Paragraph 18 reflects the parties' contemplation of possible delays caused by the weather. Since bad weather could as a practical matter prevent Newport from actually having its full contracted-for two years to cut its timber, the parties agreed that the two-year period would be automatically extended, without the payment of any additional consideration, by the number of days that bad weather prevented "practical timber harvesting operations."

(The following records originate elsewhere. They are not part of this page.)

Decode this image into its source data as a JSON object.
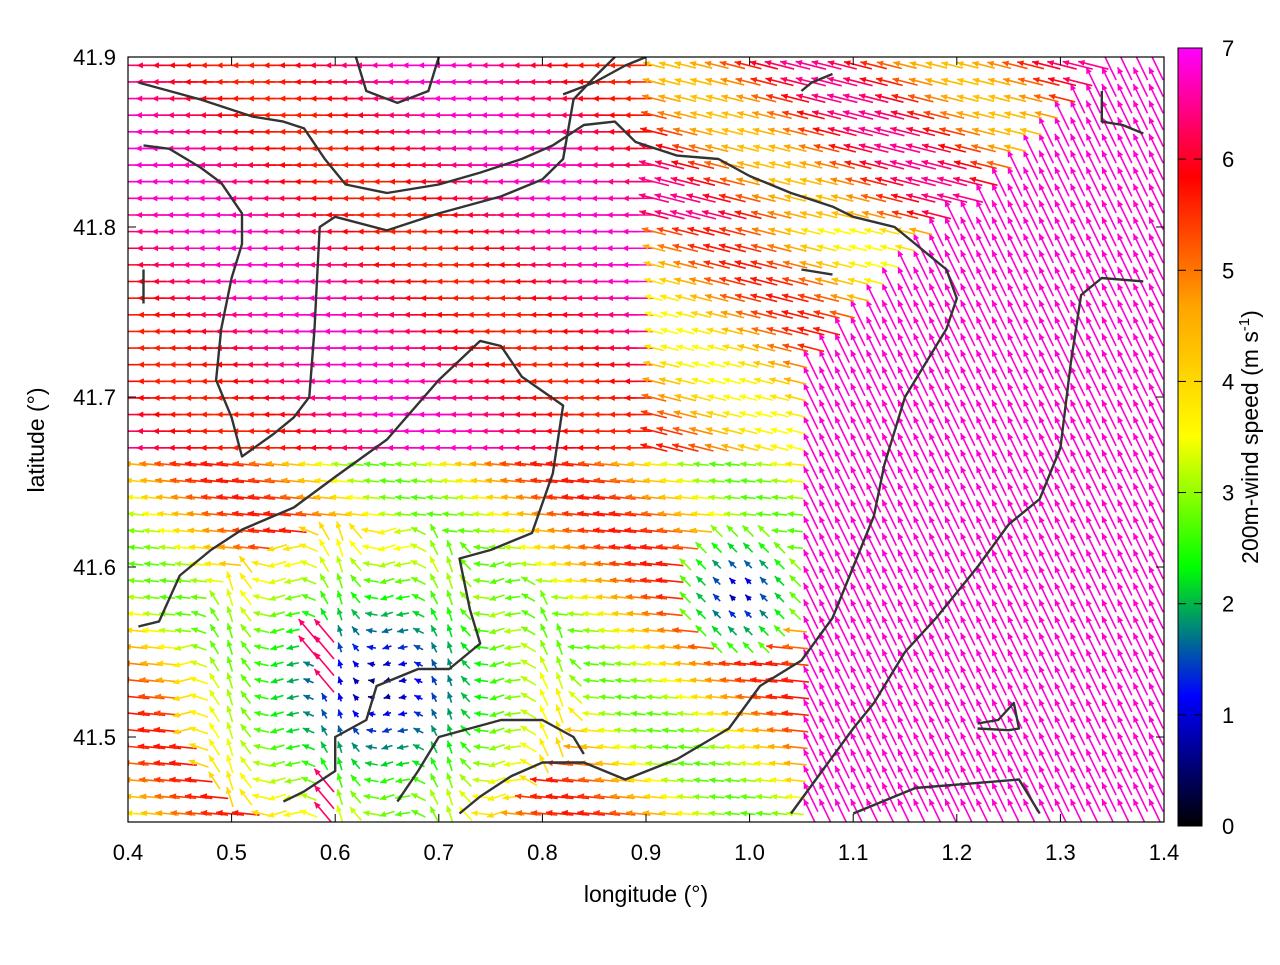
{
  "chart_data": {
    "type": "vector-field",
    "xlabel": "longitude (°)",
    "ylabel": "latitude (°)",
    "xlim": [
      0.4,
      1.4
    ],
    "ylim": [
      41.45,
      41.9
    ],
    "xticks": [
      0.4,
      0.5,
      0.6,
      0.7,
      0.8,
      0.9,
      1.0,
      1.1,
      1.2,
      1.3,
      1.4
    ],
    "xtick_labels": [
      "0.4",
      "0.5",
      "0.6",
      "0.7",
      "0.8",
      "0.9",
      "1.0",
      "1.1",
      "1.2",
      "1.3",
      "1.4"
    ],
    "yticks": [
      41.5,
      41.6,
      41.7,
      41.8,
      41.9
    ],
    "ytick_labels": [
      "41.5",
      "41.6",
      "41.7",
      "41.8",
      "41.9"
    ],
    "grid": false,
    "colorbar": {
      "label_text": "200m-wind speed (m s",
      "label_exp": "-1",
      "label_close": ")",
      "min": 0,
      "max": 7,
      "ticks": [
        0,
        1,
        2,
        3,
        4,
        5,
        6,
        7
      ],
      "tick_labels": [
        "0",
        "1",
        "2",
        "3",
        "4",
        "5",
        "6",
        "7"
      ],
      "palette": [
        "#000000",
        "#0000ff",
        "#00ff00",
        "#ffff00",
        "#ffa500",
        "#ff0000",
        "#ff00ff"
      ]
    },
    "wind_regions": [
      {
        "area": "northwest",
        "speed_range": [
          6,
          7
        ],
        "direction": "westward"
      },
      {
        "area": "northeast",
        "speed_range": [
          4,
          6
        ],
        "direction": "west-southwest"
      },
      {
        "area": "east",
        "speed_range": [
          6,
          7
        ],
        "direction": "north-northwest"
      },
      {
        "area": "southwest interior",
        "speed_range": [
          0,
          2
        ],
        "direction": "variable"
      },
      {
        "area": "southwest edge",
        "speed_range": [
          5,
          7
        ],
        "direction": "northwest"
      }
    ],
    "coastlines": [
      [
        [
          0.41,
          41.885
        ],
        [
          0.47,
          41.875
        ],
        [
          0.52,
          41.865
        ],
        [
          0.55,
          41.862
        ],
        [
          0.57,
          41.858
        ],
        [
          0.59,
          41.84
        ],
        [
          0.61,
          41.825
        ],
        [
          0.65,
          41.82
        ],
        [
          0.7,
          41.825
        ],
        [
          0.74,
          41.832
        ],
        [
          0.78,
          41.84
        ],
        [
          0.81,
          41.848
        ],
        [
          0.84,
          41.86
        ],
        [
          0.87,
          41.862
        ],
        [
          0.89,
          41.85
        ],
        [
          0.93,
          41.842
        ],
        [
          0.97,
          41.84
        ],
        [
          1.0,
          41.83
        ],
        [
          1.04,
          41.82
        ],
        [
          1.08,
          41.812
        ],
        [
          1.1,
          41.806
        ],
        [
          1.14,
          41.8
        ],
        [
          1.16,
          41.79
        ],
        [
          1.19,
          41.775
        ],
        [
          1.2,
          41.758
        ],
        [
          1.19,
          41.74
        ],
        [
          1.17,
          41.72
        ],
        [
          1.15,
          41.7
        ],
        [
          1.13,
          41.66
        ],
        [
          1.12,
          41.63
        ],
        [
          1.1,
          41.6
        ],
        [
          1.08,
          41.57
        ],
        [
          1.05,
          41.545
        ],
        [
          1.01,
          41.53
        ],
        [
          0.98,
          41.505
        ],
        [
          0.93,
          41.487
        ],
        [
          0.88,
          41.475
        ],
        [
          0.84,
          41.485
        ],
        [
          0.8,
          41.485
        ],
        [
          0.77,
          41.477
        ],
        [
          0.74,
          41.465
        ],
        [
          0.72,
          41.455
        ]
      ],
      [
        [
          0.415,
          41.848
        ],
        [
          0.44,
          41.846
        ],
        [
          0.47,
          41.835
        ],
        [
          0.49,
          41.826
        ],
        [
          0.51,
          41.808
        ],
        [
          0.51,
          41.79
        ],
        [
          0.5,
          41.77
        ],
        [
          0.49,
          41.74
        ],
        [
          0.485,
          41.71
        ],
        [
          0.5,
          41.688
        ],
        [
          0.51,
          41.665
        ],
        [
          0.54,
          41.678
        ],
        [
          0.56,
          41.688
        ],
        [
          0.575,
          41.7
        ],
        [
          0.58,
          41.74
        ],
        [
          0.585,
          41.8
        ],
        [
          0.6,
          41.806
        ],
        [
          0.65,
          41.798
        ],
        [
          0.7,
          41.808
        ],
        [
          0.76,
          41.818
        ],
        [
          0.8,
          41.828
        ],
        [
          0.82,
          41.84
        ],
        [
          0.83,
          41.875
        ],
        [
          0.85,
          41.888
        ],
        [
          0.87,
          41.9
        ]
      ],
      [
        [
          0.41,
          41.565
        ],
        [
          0.43,
          41.568
        ],
        [
          0.45,
          41.595
        ],
        [
          0.48,
          41.61
        ],
        [
          0.51,
          41.622
        ],
        [
          0.56,
          41.635
        ],
        [
          0.6,
          41.653
        ],
        [
          0.65,
          41.675
        ],
        [
          0.7,
          41.71
        ],
        [
          0.74,
          41.733
        ],
        [
          0.76,
          41.73
        ],
        [
          0.78,
          41.712
        ],
        [
          0.82,
          41.695
        ],
        [
          0.81,
          41.655
        ],
        [
          0.79,
          41.62
        ],
        [
          0.75,
          41.61
        ],
        [
          0.72,
          41.605
        ],
        [
          0.73,
          41.575
        ],
        [
          0.74,
          41.555
        ],
        [
          0.71,
          41.54
        ],
        [
          0.68,
          41.54
        ],
        [
          0.64,
          41.53
        ],
        [
          0.63,
          41.51
        ],
        [
          0.6,
          41.5
        ],
        [
          0.6,
          41.48
        ],
        [
          0.57,
          41.468
        ],
        [
          0.55,
          41.462
        ]
      ],
      [
        [
          1.38,
          41.768
        ],
        [
          1.34,
          41.77
        ],
        [
          1.32,
          41.76
        ],
        [
          1.31,
          41.72
        ],
        [
          1.3,
          41.67
        ],
        [
          1.28,
          41.64
        ],
        [
          1.25,
          41.625
        ],
        [
          1.22,
          41.6
        ],
        [
          1.18,
          41.57
        ],
        [
          1.15,
          41.55
        ],
        [
          1.12,
          41.52
        ],
        [
          1.1,
          41.505
        ],
        [
          1.07,
          41.48
        ],
        [
          1.04,
          41.455
        ]
      ],
      [
        [
          0.66,
          41.462
        ],
        [
          0.68,
          41.48
        ],
        [
          0.7,
          41.5
        ],
        [
          0.73,
          41.505
        ],
        [
          0.76,
          41.51
        ],
        [
          0.8,
          41.51
        ],
        [
          0.83,
          41.5
        ],
        [
          0.84,
          41.49
        ]
      ],
      [
        [
          1.1,
          41.455
        ],
        [
          1.16,
          41.47
        ],
        [
          1.22,
          41.473
        ],
        [
          1.26,
          41.475
        ],
        [
          1.28,
          41.455
        ]
      ],
      [
        [
          1.34,
          41.88
        ],
        [
          1.34,
          41.862
        ],
        [
          1.36,
          41.86
        ],
        [
          1.38,
          41.855
        ]
      ],
      [
        [
          1.22,
          41.508
        ],
        [
          1.24,
          41.51
        ],
        [
          1.255,
          41.52
        ],
        [
          1.26,
          41.505
        ],
        [
          1.25,
          41.504
        ],
        [
          1.22,
          41.505
        ]
      ],
      [
        [
          0.62,
          41.9
        ],
        [
          0.63,
          41.88
        ],
        [
          0.66,
          41.873
        ],
        [
          0.69,
          41.88
        ],
        [
          0.7,
          41.9
        ]
      ],
      [
        [
          0.82,
          41.878
        ],
        [
          0.85,
          41.885
        ],
        [
          0.88,
          41.895
        ],
        [
          0.9,
          41.9
        ]
      ],
      [
        [
          1.05,
          41.88
        ],
        [
          1.06,
          41.885
        ],
        [
          1.08,
          41.89
        ]
      ],
      [
        [
          0.415,
          41.775
        ],
        [
          0.415,
          41.755
        ]
      ],
      [
        [
          1.05,
          41.775
        ],
        [
          1.08,
          41.772
        ]
      ]
    ]
  }
}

Paragraph 18 also included a provision that "Grantee shall have the uncontrolled and absolute discretion to determine when, as, and if weather conditions are such as to prevent 'practical timber harvesting operations' hereunder." (Emphasis supplied.) If this sentence were to be interpreted to give Newport the power to extend the term of the conveyance regardless of weather conditions, such unilateral right to extend without payment of additional consideration would in our opinion, be unenforceable for lack of consideration. See Code Ann. 20-302. We feel that it may be fairly implied from Paragraph 18 as a whole that the discretion given to Newport was to be exercised in a sound and honest manner and in good faith, as otherwise the references to weather conditions and practical timber harvesting would be rendered meaningless. Cf. Wood v. Lucy, 222 N.Y. 88 (118 NE 214) (1917); Furrer v. International Health Assurance Co., 256 Or. 429 (1970); Bonner v. Westbound Records, Inc., 76 Ill. App. 3rd 736 (1979); Hatfield v. Teachers Inc. &c. Assn., 146 Ga. App. 642
, 647 (2) (247 SE2d 161
) (1978). Whether or not the discretion given to Newport was exercised in good faith is a question of fact.
Appellants contend that there was before the trial court unrebutted evidence, in the form of the letters sent to appellee by Newport, that weather conditions were such as to prevent practical timber harvesting for a total of 247 days (95 days plus 152 days). The trial court, however, properly declined to consider the contents of the letters as evidence of the weather conditions. As to that issue, the letters were merely hearsay. 6
Appellants proved a contract, and proved written notices of extension pursuant to the contract. Appellee alleged in her verified petition that the contract had expired. She showed that Newport did not attempt to cut and remove any timber under the contract until the third week in February, 1979, some 14 months after the commencement of the contract; that cutting ceased in the middle of March, 1979; that no other cutting occurred after March of 1979; and that from March, 1979 to May 7, 1980, Newport claimed 247 days of bad weather.
We conclude that the evidence supported the trial court's grant of a temporary injunction.
Judgment affirmed. All the Justices concur.